Mercenaries have three main advantages over regular armies. First, they give plausible deniability. Using them, a government such as Russia’s can sponsor military action abroad while pretending not to. Second, they tend to be efficient, experienced, nimble and flexible. Third, they are cheaper than regular armies. Whereas soldiers receive lifelong contracts and pensions, mercenaries are often paid by the job. They are also better value for money than the heavy, expensive weaponry that African governments often import, which is not much use against terrorists. dag’s hardware in Mozambique is reported to include several helicopters (one of which recently crashed after being shot at by jihadists) and some small aircraft, but nothing hugely expensive.
Colonel Tim Collins, a veteran of Britain’s Iraq campaign who has been running a private military firm in Afghanistan, says that “for the money Britain spends on booze at Christmas” such firms could provide African governments with a continental force (not that they would ask for one). He points out that in Sierra Leone in 1995, mercenaries from Executive Outcomes played a key part in routing the murderous rebels of the Revolutionary United Front. That bare-bones force was co-founded by a South African, Eeben Barlow, who now chairs sttep. Manned mainly by former apartheid-era commandos, Executive Outcomes had previously helped the Angolan government to defeat the rebels of unita, which South Africa had once fostered.
dag’s website claims it has undertaken “security-based operations” in at least eight countries, including the Central African Republic, Malawi and South Africa.

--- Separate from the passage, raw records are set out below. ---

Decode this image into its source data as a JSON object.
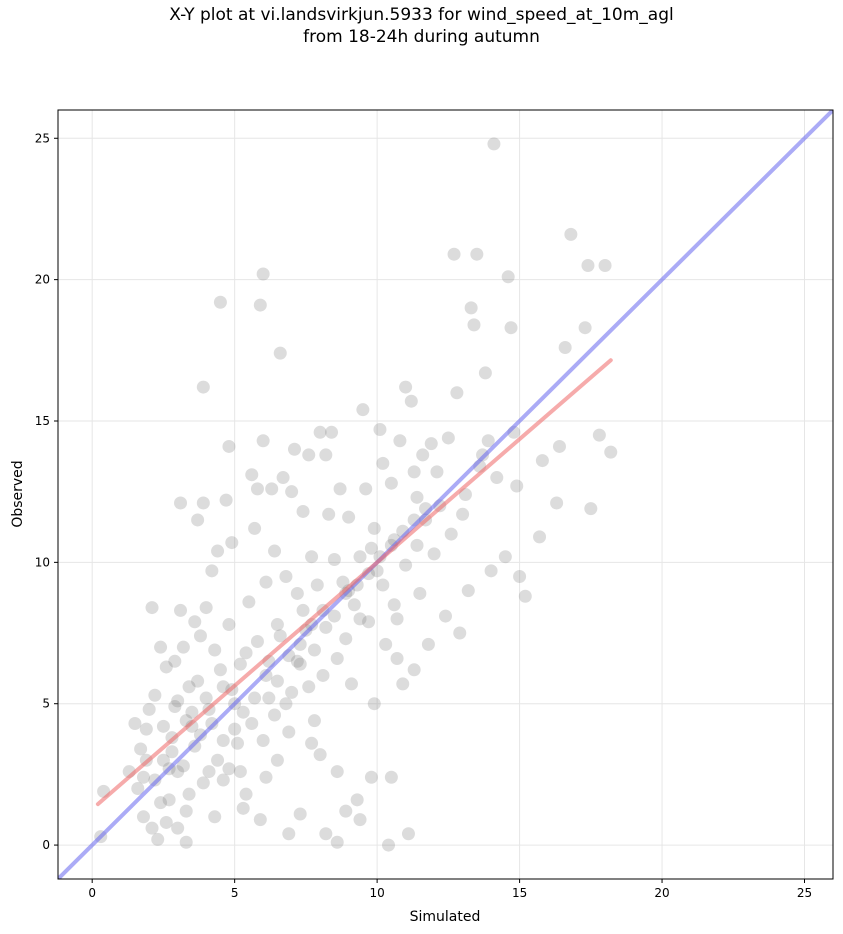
{
  "chart_data": {
    "type": "scatter",
    "title_line1": "X-Y plot at vi.landsvirkjun.5933 for wind_speed_at_10m_agl",
    "title_line2": "from 18-24h during autumn",
    "xlabel": "Simulated",
    "ylabel": "Observed",
    "xlim": [
      -1.2,
      26
    ],
    "ylim": [
      -1.2,
      26
    ],
    "xticks": [
      0,
      5,
      10,
      15,
      20,
      25
    ],
    "yticks": [
      0,
      5,
      10,
      15,
      20,
      25
    ],
    "grid": true,
    "colors": {
      "points": "#808080",
      "identity_line": "#6666ee",
      "fit_line": "#ee6666"
    },
    "identity_line": {
      "x": [
        -1.2,
        26
      ],
      "y": [
        -1.2,
        26
      ]
    },
    "fit_line": {
      "x": [
        0.2,
        18.2
      ],
      "y": [
        1.45,
        17.15
      ]
    },
    "points": [
      [
        0.3,
        0.3
      ],
      [
        0.4,
        1.9
      ],
      [
        1.3,
        2.6
      ],
      [
        1.5,
        4.3
      ],
      [
        1.7,
        3.4
      ],
      [
        1.8,
        2.4
      ],
      [
        1.8,
        1.0
      ],
      [
        1.9,
        4.1
      ],
      [
        2.0,
        4.8
      ],
      [
        2.1,
        8.4
      ],
      [
        2.2,
        5.3
      ],
      [
        2.3,
        0.2
      ],
      [
        2.4,
        1.5
      ],
      [
        2.4,
        7.0
      ],
      [
        2.5,
        4.2
      ],
      [
        2.6,
        6.3
      ],
      [
        2.7,
        2.7
      ],
      [
        2.8,
        3.3
      ],
      [
        2.9,
        4.9
      ],
      [
        3.0,
        5.1
      ],
      [
        3.0,
        2.6
      ],
      [
        3.1,
        8.3
      ],
      [
        3.1,
        12.1
      ],
      [
        3.2,
        7.0
      ],
      [
        3.3,
        0.1
      ],
      [
        3.4,
        5.6
      ],
      [
        3.5,
        4.2
      ],
      [
        3.6,
        7.9
      ],
      [
        3.7,
        11.5
      ],
      [
        3.8,
        7.4
      ],
      [
        3.9,
        12.1
      ],
      [
        3.9,
        16.2
      ],
      [
        4.0,
        8.4
      ],
      [
        4.0,
        5.2
      ],
      [
        4.1,
        2.6
      ],
      [
        4.2,
        9.7
      ],
      [
        4.3,
        6.9
      ],
      [
        4.4,
        10.4
      ],
      [
        4.5,
        19.2
      ],
      [
        4.6,
        5.6
      ],
      [
        4.7,
        12.2
      ],
      [
        4.8,
        14.1
      ],
      [
        4.8,
        7.8
      ],
      [
        4.9,
        10.7
      ],
      [
        5.0,
        5.0
      ],
      [
        5.1,
        3.6
      ],
      [
        5.2,
        6.4
      ],
      [
        5.3,
        1.3
      ],
      [
        5.5,
        8.6
      ],
      [
        5.6,
        13.1
      ],
      [
        5.7,
        11.2
      ],
      [
        5.8,
        12.6
      ],
      [
        5.9,
        19.1
      ],
      [
        6.0,
        20.2
      ],
      [
        6.0,
        14.3
      ],
      [
        6.1,
        9.3
      ],
      [
        6.2,
        6.5
      ],
      [
        6.3,
        12.6
      ],
      [
        6.4,
        10.4
      ],
      [
        6.5,
        7.8
      ],
      [
        6.6,
        17.4
      ],
      [
        6.7,
        13.0
      ],
      [
        6.8,
        9.5
      ],
      [
        6.9,
        0.4
      ],
      [
        7.0,
        12.5
      ],
      [
        7.1,
        14.0
      ],
      [
        7.2,
        8.9
      ],
      [
        7.3,
        6.4
      ],
      [
        7.4,
        11.8
      ],
      [
        7.5,
        7.6
      ],
      [
        7.6,
        13.8
      ],
      [
        7.7,
        10.2
      ],
      [
        7.8,
        4.4
      ],
      [
        7.9,
        9.2
      ],
      [
        8.0,
        14.6
      ],
      [
        8.0,
        3.2
      ],
      [
        8.1,
        6.0
      ],
      [
        8.2,
        13.8
      ],
      [
        8.3,
        11.7
      ],
      [
        8.4,
        14.6
      ],
      [
        8.5,
        10.1
      ],
      [
        8.6,
        0.1
      ],
      [
        8.7,
        12.6
      ],
      [
        8.8,
        9.3
      ],
      [
        8.9,
        7.3
      ],
      [
        9.0,
        11.6
      ],
      [
        9.1,
        5.7
      ],
      [
        9.2,
        8.5
      ],
      [
        9.3,
        1.6
      ],
      [
        9.4,
        10.2
      ],
      [
        9.5,
        15.4
      ],
      [
        9.6,
        12.6
      ],
      [
        9.7,
        7.9
      ],
      [
        9.8,
        2.4
      ],
      [
        9.9,
        11.2
      ],
      [
        10.0,
        9.7
      ],
      [
        10.1,
        14.7
      ],
      [
        10.2,
        13.5
      ],
      [
        10.3,
        7.1
      ],
      [
        10.4,
        0.0
      ],
      [
        10.5,
        12.8
      ],
      [
        10.6,
        10.8
      ],
      [
        10.7,
        8.0
      ],
      [
        10.8,
        14.3
      ],
      [
        10.9,
        5.7
      ],
      [
        11.0,
        16.2
      ],
      [
        11.1,
        0.4
      ],
      [
        11.2,
        15.7
      ],
      [
        11.3,
        13.2
      ],
      [
        11.4,
        10.6
      ],
      [
        11.5,
        8.9
      ],
      [
        11.6,
        13.8
      ],
      [
        11.7,
        11.5
      ],
      [
        11.8,
        7.1
      ],
      [
        11.9,
        14.2
      ],
      [
        12.0,
        10.3
      ],
      [
        12.2,
        12.0
      ],
      [
        12.4,
        8.1
      ],
      [
        12.5,
        14.4
      ],
      [
        12.7,
        20.9
      ],
      [
        12.8,
        16.0
      ],
      [
        12.9,
        7.5
      ],
      [
        13.0,
        11.7
      ],
      [
        13.2,
        9.0
      ],
      [
        13.3,
        19.0
      ],
      [
        13.4,
        18.4
      ],
      [
        13.5,
        20.9
      ],
      [
        13.6,
        13.4
      ],
      [
        13.8,
        16.7
      ],
      [
        13.9,
        14.3
      ],
      [
        14.0,
        9.7
      ],
      [
        14.1,
        24.8
      ],
      [
        14.2,
        13.0
      ],
      [
        14.5,
        10.2
      ],
      [
        14.6,
        20.1
      ],
      [
        14.7,
        18.3
      ],
      [
        14.8,
        14.6
      ],
      [
        14.9,
        12.7
      ],
      [
        15.0,
        9.5
      ],
      [
        15.2,
        8.8
      ],
      [
        15.7,
        10.9
      ],
      [
        15.8,
        13.6
      ],
      [
        16.3,
        12.1
      ],
      [
        16.4,
        14.1
      ],
      [
        16.6,
        17.6
      ],
      [
        16.8,
        21.6
      ],
      [
        17.3,
        18.3
      ],
      [
        17.4,
        20.5
      ],
      [
        17.5,
        11.9
      ],
      [
        17.8,
        14.5
      ],
      [
        18.0,
        20.5
      ],
      [
        18.2,
        13.9
      ],
      [
        2.2,
        2.3
      ],
      [
        2.6,
        0.8
      ],
      [
        3.4,
        1.8
      ],
      [
        3.6,
        3.5
      ],
      [
        4.3,
        1.0
      ],
      [
        4.6,
        2.3
      ],
      [
        5.4,
        1.8
      ],
      [
        5.9,
        0.9
      ],
      [
        6.1,
        2.4
      ],
      [
        6.5,
        3.0
      ],
      [
        6.9,
        4.0
      ],
      [
        7.3,
        1.1
      ],
      [
        7.7,
        3.6
      ],
      [
        8.2,
        0.4
      ],
      [
        8.6,
        2.6
      ],
      [
        8.9,
        1.2
      ],
      [
        9.4,
        0.9
      ],
      [
        9.9,
        5.0
      ],
      [
        10.5,
        2.4
      ],
      [
        10.7,
        6.6
      ],
      [
        11.3,
        6.2
      ],
      [
        2.9,
        6.5
      ],
      [
        3.3,
        4.4
      ],
      [
        3.7,
        5.8
      ],
      [
        4.1,
        4.8
      ],
      [
        4.5,
        6.2
      ],
      [
        4.9,
        5.5
      ],
      [
        5.3,
        4.7
      ],
      [
        5.7,
        5.2
      ],
      [
        6.1,
        6.0
      ],
      [
        6.5,
        5.8
      ],
      [
        6.9,
        6.7
      ],
      [
        7.3,
        7.1
      ],
      [
        7.7,
        7.8
      ],
      [
        8.1,
        8.3
      ],
      [
        8.5,
        8.1
      ],
      [
        8.9,
        8.9
      ],
      [
        9.3,
        9.2
      ],
      [
        9.7,
        9.6
      ],
      [
        10.1,
        10.2
      ],
      [
        10.5,
        10.6
      ],
      [
        10.9,
        11.1
      ],
      [
        11.3,
        11.5
      ],
      [
        11.7,
        11.9
      ],
      [
        2.5,
        3.0
      ],
      [
        2.8,
        3.8
      ],
      [
        3.2,
        2.8
      ],
      [
        3.5,
        4.7
      ],
      [
        3.8,
        3.9
      ],
      [
        4.2,
        4.3
      ],
      [
        4.6,
        3.7
      ],
      [
        5.0,
        4.1
      ],
      [
        5.4,
        6.8
      ],
      [
        5.8,
        7.2
      ],
      [
        6.2,
        5.2
      ],
      [
        6.6,
        7.4
      ],
      [
        7.0,
        5.4
      ],
      [
        7.4,
        8.3
      ],
      [
        7.8,
        6.9
      ],
      [
        8.2,
        7.7
      ],
      [
        8.6,
        6.6
      ],
      [
        9.0,
        9.0
      ],
      [
        9.4,
        8.0
      ],
      [
        9.8,
        10.5
      ],
      [
        10.2,
        9.2
      ],
      [
        10.6,
        8.5
      ],
      [
        11.0,
        9.9
      ],
      [
        11.4,
        12.3
      ],
      [
        12.1,
        13.2
      ],
      [
        12.6,
        11.0
      ],
      [
        13.1,
        12.4
      ],
      [
        13.7,
        13.8
      ],
      [
        1.6,
        2.0
      ],
      [
        1.9,
        3.0
      ],
      [
        2.1,
        0.6
      ],
      [
        2.7,
        1.6
      ],
      [
        3.0,
        0.6
      ],
      [
        3.3,
        1.2
      ],
      [
        3.9,
        2.2
      ],
      [
        4.4,
        3.0
      ],
      [
        4.8,
        2.7
      ],
      [
        5.2,
        2.6
      ],
      [
        5.6,
        4.3
      ],
      [
        6.0,
        3.7
      ],
      [
        6.4,
        4.6
      ],
      [
        6.8,
        5.0
      ],
      [
        7.2,
        6.5
      ],
      [
        7.6,
        5.6
      ]
    ]
  }
}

Zimbabwe’s president, Emmerson Mnangagwa, is said to be close to Mr Dyck, who caught his eye back in 1981. That was when he led a battalion of the mainly black Rhodesian African Rifles in suppressing a mutiny of disgruntled ex-guerrillas loyal to Prime Minister Robert Mugabe’s bitter rival, Joshua Nkomo, leaving many dead.
oam Middle East, another security firm run by a former Rhodesian, John Gartner, lists no fewer than 18 African countries where it has operated. Many such companies stress their credentials as wildlife conservationists, using helicopter gunships to deter poachers.
Although opposed to mercenaries on paper, the un may have softened its stance of late. It now has a code of conduct for how they may work and has itself used them to help with things such as logistics, neutralising landmines and training security teams. Chris Kwaja, a Nigerian who chairs a “working group on the use of mercenaries” for the un’s High Commissioner for Human Rights, thinks they can be useful as long as they are subject to “binding international instruments”. Some private military firms now accept ethics clauses written into their contracts.